As David opened the swing door leading to the Purcells' parlour at the back of the shop he heard Miss Purcell saying in a mournful voice, 'It's no good, Dora; not a haporth of good. Father won't let me. I might as well have gone to prison as come home.'
The assistant emerged into the bright gaslight of the little room as she spoke. There was another girl sitting beside Lucy, who got up with a shy manner and shook hands with him.
'Will you take your tea, Mr. Grieve?' said Lucy, with a pettish sigh, handing it to him, and then throwing herself vehemently back in her hostess's chair, behind the tea tray. She let her hands hang over the arms of it—the picture of discontent. The gaslight showed her the possessor of bright brown eyes, under fine brows slenderly but clearly marked, of a pink and white skin slightly freckled, of a small nose quite passable, but no ways remarkable, of a dainty little chin, and a thin-lipped mouth, slightly raised at one corner, and opening readily over some irregular but very white teeth. Except for the eyes and eyebrows the features could claim nothing much in the way of beauty. Yet at this moment of seventeen—thanks to her clear colours, her small thinness, and the beautiful hair so richly piled about her delicate head—Lucy Purcell was undeniably a pretty girl, and since her arrival in Manchester she had been much more blissfully certain of the fact than she had ever succeeded in being while she was still under the repressive roof of Miss Pym's boarding-school for young ladies, Pestalozzi House, Blackburn.
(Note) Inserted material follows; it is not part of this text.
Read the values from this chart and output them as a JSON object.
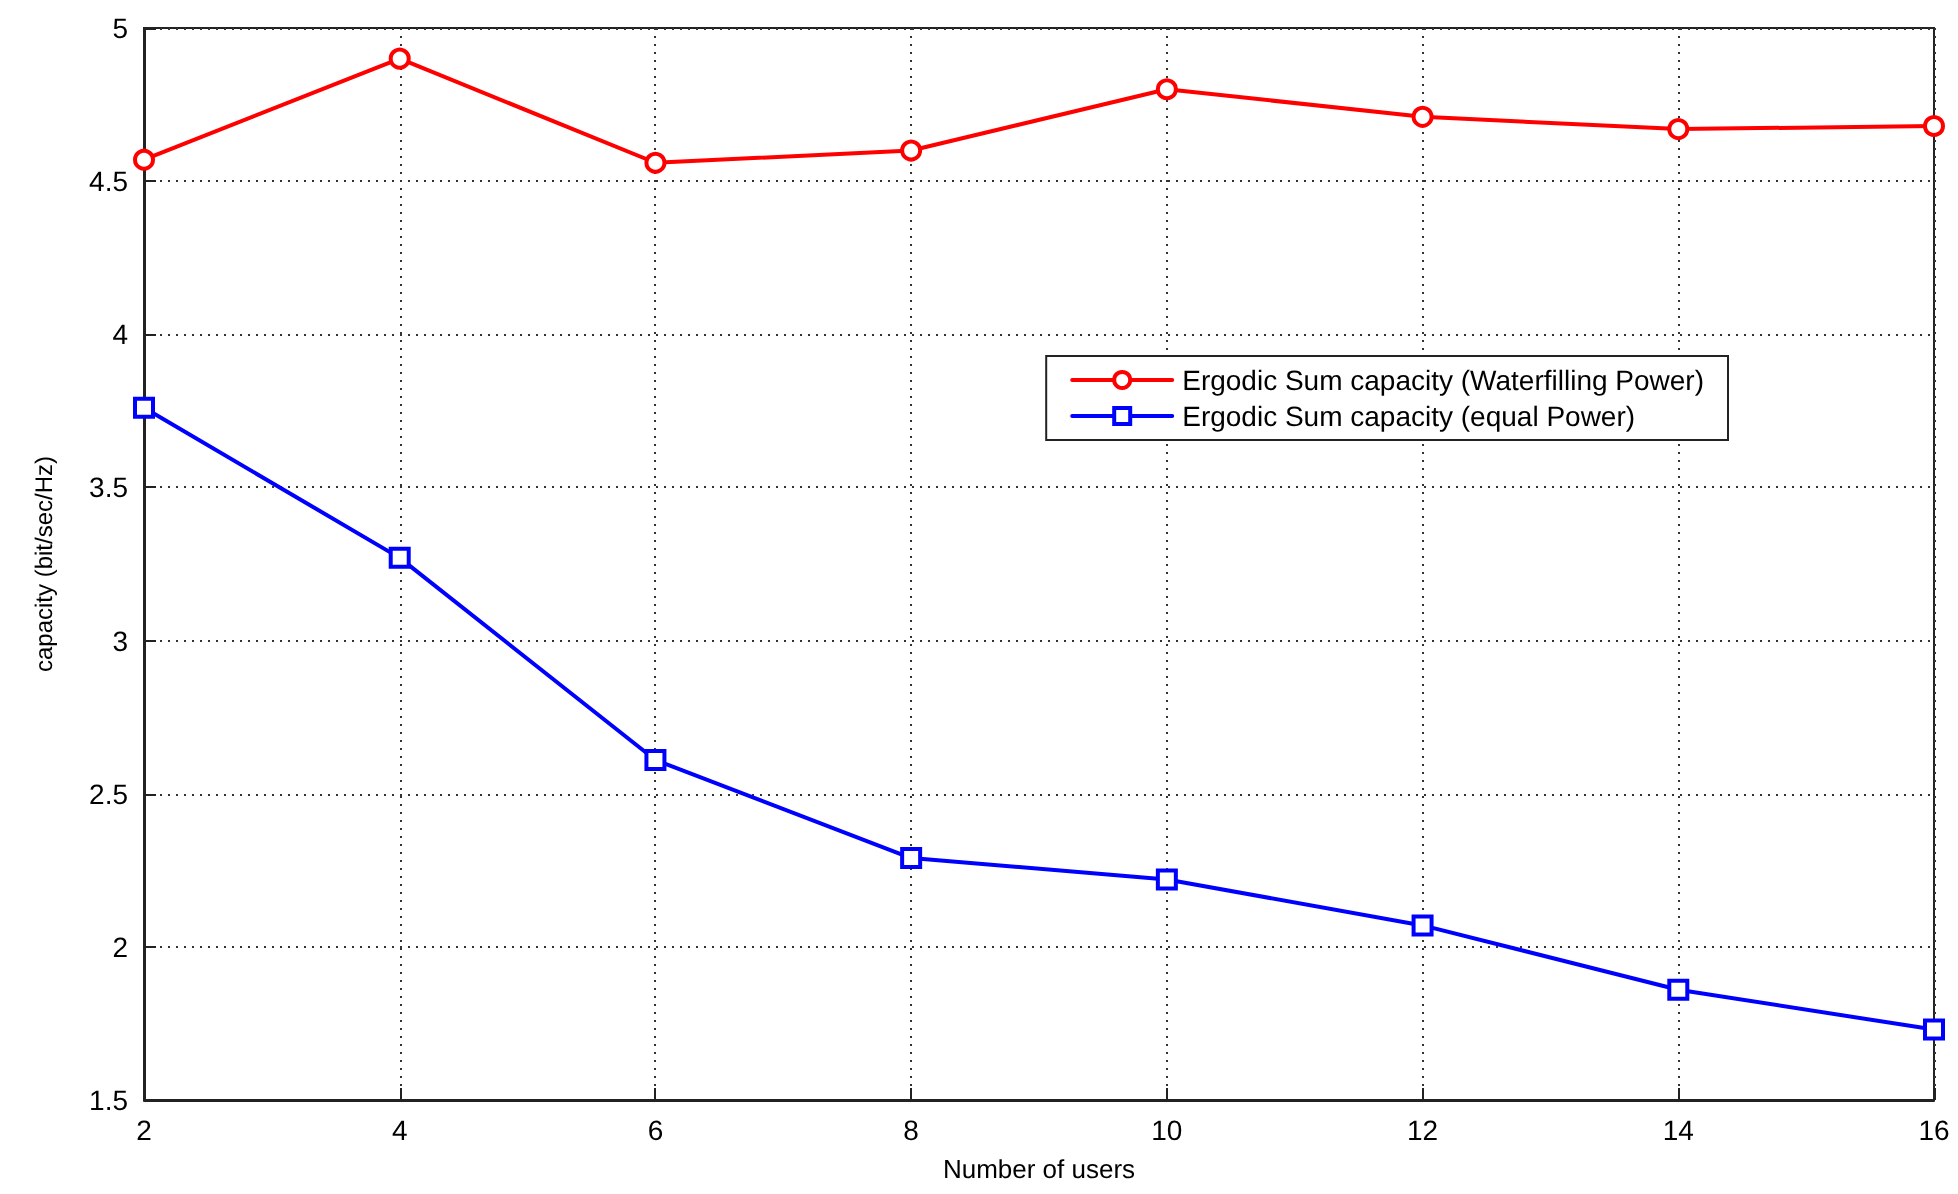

David sat down, perceiving that something had gone very wrong, but not caring to inquire into it. His whole interest in the Purcell household was, in fact, dying out. He would not be concerned with it much longer.
So that, instead of investigating Miss Purcell's griefs, he asked her cousin whether it had not come on to rain. The girl opposite replied in a quiet, musical voice. She was plainly dressed in a black hat and jacket; but the hat had a little bunch of cowslips to light it up, and the jacket was of an ordinary fashionable cut. There was nothing particularly noticeable about the face at first sight, except its soft fairness and the gentle steadfastness of the eyes. The movements were timid, the speech often hesitating. Yet the impression which, on a first meeting, this timidity was apt to leave on a spectator was very seldom a lasting one. David's idea of Miss Lomax, for instance, had radically changed during the three months since he had made acquaintance with her.
Rain, it appeared, had begun, and there must be umbrellas and waterproofs for the evening's excursion. As the two others were settling at what time David Grieve and Lucy should call for Dora in Market Place, Lucy woke up from a dream, and broke in upon them.